Ilúvatar, parmi les étoiles, connaissait l’avenir de ses Enfants de par le Chant de la création du monde, qui trace leur destin et chaque pas de leurs aventures. Il aimait comparer le Chant et la vie sur Arda et se réjouir de la concordance des deux visions.
Mais un jour, le Chant Originel et le cours des choses prirent deux chemins séparés. D’après ce qu’il entendait, la situation en Arda était plutôt calme, les Eldar repoussaient avec succès les Orcs, et Melkor ne planifiait aucune attaque de grande envergure. D’après ce qu’il voyait, Ulmo faisait face aux autres Valar et construisait une forteresse, Gaerost. Cela ne faisait pas parti du Chant Originel alors Ilúvatar s’inquiéta grandement.
Il suivit donc avec attention cette toute nouvelle aventure, qui pourrait certainement lui réserver bien des surprises. Dans le même temps, il examina le Chant de plus près, et se rendit compte qu’un autre chant y était dissimulé. Celui-ci avait également été joué lors de la création du Monde, mais par aucun des Valar, ni même par Melkor. Ilúvatar baptisa cette entité Lindin, le Chanteur Silencieux.
Les évènements commencèrent à déborder en Arda. Manwë priva Ulmo de ses pouvoirs, puis Melkor arriva pour mettre fin au règne des Valar. Juste avant la mort d’Ulmo, Ilúvatar décida d’arrêter le Chant. C’était une décision difficile, car elle impliquait d’arrêter la vie en Arda, ce qui le priverait de la plus belle des mélodies. Mais cette situation n’était que temporaire et le Chant reprendrait de plus belle.
Il convoqua alors Fingon, Baragund et Naert, ainsi qu’Ulmo, Manwë et Melkor. Tous se retrouvèrent dans le noir parsemé d’étoiles de l’Univers. Leur voix résonnait au plus profond de leur cœur, et celle d’Ilúvatar transperçait leur âme en y laissant une douce amertume. Il leur expliqua la situation, le Chant caché de Lindin, et leur annonça que les évènements devaient avoir pris une toute autre tournure. Il les mit devant un choix : continuer selon le chant incertain de Lindin et renier la volonté d’Eru, ou effacer ces évènements de l’histoire du Monde et reprendre selon le Chant Originel. Tous acceptèrent d’oublier et de rejoindre le Premier Chant des Valar.
Melkor protesta, car les évènements allaient dans son sens. Ilúvatar lui indiqua que c’était le cas pour le moment, mais que tout pouvait changer d’une minute à l’autre, tant ce nouveau chant était incertain. Lui-même avoua qu’il ne savait pas où cela menait. Alors Melkor accepta d’oublier, se pliant devant la puissance d’Ilúvatar, surpris que le plus grand des grands ignorait quelque chose d’aussi important.
Le Chant Originel reprit son cours.
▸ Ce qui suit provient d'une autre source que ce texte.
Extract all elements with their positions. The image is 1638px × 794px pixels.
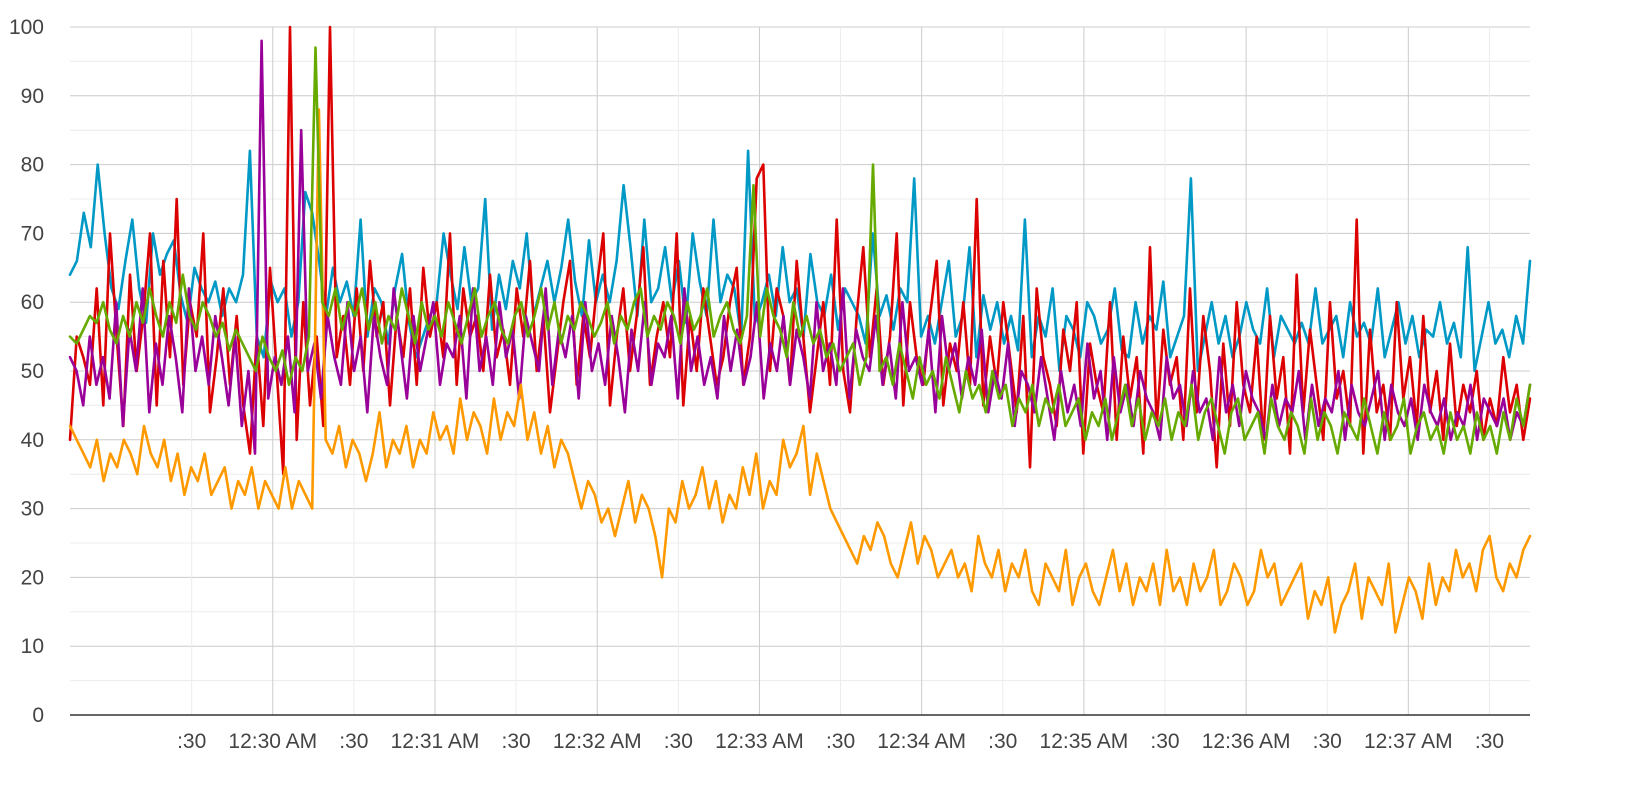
series-line-5 <box>68 46 1532 455</box>
x-tick-label: :30 <box>664 730 693 753</box>
y-tick-label: 0 <box>32 704 44 727</box>
x-tick-label: 12:34 AM <box>877 730 966 753</box>
y-axis-labels: 0 10 20 30 40 50 60 70 80 90 100 <box>9 16 44 727</box>
y-tick-label: 70 <box>21 222 44 245</box>
series-line-4 <box>68 108 1532 634</box>
x-tick-label: 12:30 AM <box>228 730 317 753</box>
y-tick-label: 80 <box>21 154 44 177</box>
x-tick-label: :30 <box>826 730 855 753</box>
x-tick-label: 12:36 AM <box>1202 730 1291 753</box>
y-tick-label: 90 <box>21 85 44 108</box>
x-tick-label: 12:33 AM <box>715 730 804 753</box>
x-tick-label: :30 <box>339 730 368 753</box>
x-tick-label: 12:37 AM <box>1364 730 1453 753</box>
x-tick-label: 12:31 AM <box>391 730 480 753</box>
y-tick-label: 50 <box>21 360 44 383</box>
y-tick-label: 60 <box>21 291 44 314</box>
x-tick-label: 12:32 AM <box>553 730 642 753</box>
x-tick-label: :30 <box>1150 730 1179 753</box>
y-tick-label: 20 <box>21 566 44 589</box>
y-tick-label: 40 <box>21 429 44 452</box>
series-lines <box>68 25 1532 634</box>
x-tick-label: :30 <box>502 730 531 753</box>
x-tick-label: :30 <box>1313 730 1342 753</box>
x-axis-labels: :30 12:30 AM :30 12:31 AM :30 12:32 AM :30 12:3… <box>177 730 1504 753</box>
x-tick-label: :30 <box>1475 730 1504 753</box>
x-tick-label: :30 <box>177 730 206 753</box>
x-tick-label: :30 <box>988 730 1017 753</box>
x-tick-label: 12:35 AM <box>1040 730 1129 753</box>
y-tick-label: 10 <box>21 635 44 658</box>
y-tick-label: 30 <box>21 498 44 521</box>
y-tick-label: 100 <box>9 16 44 39</box>
series-line-3 <box>68 39 1532 455</box>
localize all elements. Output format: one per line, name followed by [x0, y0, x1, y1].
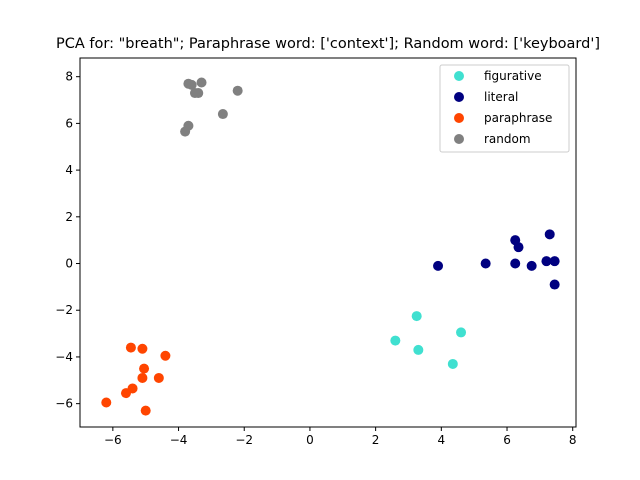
figurative-point [456, 327, 467, 338]
y-tick-label: −6 [55, 397, 73, 411]
paraphrase-point [137, 343, 148, 354]
legend-marker-figurative [454, 71, 464, 81]
y-tick-label: 6 [65, 116, 73, 130]
figurative-point [390, 335, 401, 346]
paraphrase-point [153, 372, 164, 383]
literal-point [526, 260, 537, 271]
literal-point [433, 260, 444, 271]
legend-label-figurative: figurative [484, 69, 542, 83]
paraphrase-point [139, 363, 150, 374]
y-tick-label: −4 [55, 350, 73, 364]
y-tick-label: 2 [65, 210, 73, 224]
y-tick-label: 4 [65, 163, 73, 177]
y-axis: −6 −4 −2 0 2 4 6 8 [55, 70, 80, 411]
random-point [186, 79, 197, 90]
x-tick-label: −2 [235, 433, 253, 447]
random-point [232, 85, 243, 96]
random-point [180, 126, 191, 137]
legend-marker-literal [454, 92, 464, 102]
legend-label-paraphrase: paraphrase [484, 111, 552, 125]
literal-point [549, 256, 560, 267]
x-tick-label: −4 [170, 433, 188, 447]
paraphrase-point [101, 397, 112, 408]
x-tick-label: 6 [503, 433, 511, 447]
x-axis: −6 −4 −2 0 2 4 6 8 [104, 427, 577, 447]
literal-point [513, 242, 524, 253]
literal-point [541, 256, 552, 267]
figurative-point [447, 358, 458, 369]
figurative-point [413, 344, 424, 355]
legend-marker-random [454, 134, 464, 144]
legend: figurative literal paraphrase random [439, 64, 570, 153]
literal-point [480, 258, 491, 269]
paraphrase-point [125, 342, 136, 353]
figurative-point [411, 311, 422, 322]
x-tick-label: 4 [438, 433, 446, 447]
x-tick-label: 8 [569, 433, 577, 447]
y-tick-label: 8 [65, 70, 73, 84]
paraphrase-point [140, 405, 151, 416]
legend-label-literal: literal [484, 90, 518, 104]
x-tick-label: 2 [372, 433, 380, 447]
y-tick-label: −2 [55, 303, 73, 317]
x-tick-label: 0 [306, 433, 314, 447]
random-point [193, 88, 204, 99]
random-point [217, 109, 228, 120]
literal-point [544, 229, 555, 240]
points-layer [101, 77, 560, 416]
paraphrase-point [137, 372, 148, 383]
x-tick-label: −6 [104, 433, 122, 447]
legend-box [439, 64, 570, 153]
literal-point [549, 279, 560, 290]
plot-frame [79, 57, 577, 428]
paraphrase-point [120, 388, 131, 399]
random-point [196, 77, 207, 88]
legend-label-random: random [484, 132, 531, 146]
chart-title: PCA for: "breath"; Paraphrase word: ['co… [56, 36, 600, 52]
paraphrase-point [160, 350, 171, 361]
legend-marker-paraphrase [454, 113, 464, 123]
literal-point [510, 258, 521, 269]
y-tick-label: 0 [65, 257, 73, 271]
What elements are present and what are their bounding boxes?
Gaerost disparût, Ulmo récupéra ses pouvoirs, et les armées furent toutes ramenées sur leurs terres d’origine. Manwë et Ulmo oublièrent leur différent, Melkor oublia sa stratégie maritime, et les Enfants d’Ilúvatar oublièrent leur bref passage en Mer du Sud, car ce n’était pas cela qu’avait prévu le Chant Originel.
Là-haut, dans les étoiles, Ilúvatar se réjouît à nouveau de la concordance entre le Chant et les évènements d’Arda. Mais une crainte parcourût son être. Lindin, un être suffisamment puissant pour dissimuler une partie de son chant dans le Chant Originel se terrait, quelque part, et personne ne savait qui il était, ni où il se cachait.
Ce court récit m'a été inspiré par Le Silmarillion, dont il me reste encore quelques pages à lire. Je ne suis pas un habitué du Seigneur des Anneaux et de son univers, j'ai simplement vu les trois films, et le Silmarillion garde un aspect assez obscure dans mon esprit en ce qui concerne les lieux et les dates. Cela peut donc expliquer les quelques incohérences et/ou invraisemblances, sans doutes présentes, dont je m'excuse humblement.
C'est ma première expérience d'écriture hors des sentiers battus de la Science Fiction, sur les chemins qui la traversent. Je suis conscient de ne pas avoir choisi le plus simple des univers pour commencer, mais bon, maintenant que c'est fait, il est trop tard pour revenir en arrière.